Brecht's Mistress by Jacques-Pierre Amette (The New Press 2003)


There was a welcoming speech in the hotel salon. As they thanked him for being there, Brecht drowsed and his mind wandered; he was thinking of a very ancient German folk-tale that he'd read at school in Augsburg and later remembered during his stay in California. A serving girl had noticed a familiar spirit sitting near her by the hearth; she'd made room for him and chatted to him during the long winter nights. One day, the serving girl asked Little Heinz (the name she had given the spirit) to show himself under his real identity. But Little Heinz refused. Finally, as she persisted, he agreed and told the serving girl to go down into the cellar, where he promised to show himself. The serving girl took a torch, went down into the vault and there, in an open barrel, she saw a dead child floating in its own blood. Many years before, the serving girl had secretly given birth to a child; she had slit its throat and hidden it in a barrel.

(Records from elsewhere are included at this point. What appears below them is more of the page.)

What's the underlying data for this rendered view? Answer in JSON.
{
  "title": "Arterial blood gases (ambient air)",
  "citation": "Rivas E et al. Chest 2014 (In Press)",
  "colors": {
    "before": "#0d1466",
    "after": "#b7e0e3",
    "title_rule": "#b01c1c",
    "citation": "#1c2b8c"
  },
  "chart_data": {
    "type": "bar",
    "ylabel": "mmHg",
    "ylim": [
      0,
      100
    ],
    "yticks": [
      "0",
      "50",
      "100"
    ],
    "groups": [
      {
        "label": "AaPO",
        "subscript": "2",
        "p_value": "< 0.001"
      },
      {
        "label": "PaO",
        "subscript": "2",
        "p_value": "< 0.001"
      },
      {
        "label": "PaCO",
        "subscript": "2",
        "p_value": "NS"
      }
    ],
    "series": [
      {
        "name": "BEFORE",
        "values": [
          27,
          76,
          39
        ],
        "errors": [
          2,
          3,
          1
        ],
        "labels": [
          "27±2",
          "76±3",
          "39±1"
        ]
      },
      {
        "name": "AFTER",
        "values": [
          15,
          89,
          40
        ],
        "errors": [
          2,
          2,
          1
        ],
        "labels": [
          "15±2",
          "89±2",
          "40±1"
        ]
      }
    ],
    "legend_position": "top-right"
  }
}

Helene Weigel tapped Brecht on the shoulder to bring him out of his torpor - or rather, his meditation. He sat up straight, put on a brave face and reflected that Berlin was a barrel of blood, that Germany, ever since his teens, at the height of the First World War, had also been a barrel of blood and that he was the spirit of Little Heinz.
There had been bloodshed in the streets of Munich, and modern Germany had been swamped in the rivers of blood that flowed through the old Germanic folk tales. He had come back into the cellar and what he now wanted was, with his modest reasonableness, to pull the child out, educate it, and wash away with cold water the blood that still lay on the cellar flagstones. Goethe had down the same with his Faust, Heine with his On Germany; but the stain was now bigger than ever; Mother Germany was half-drowned in it.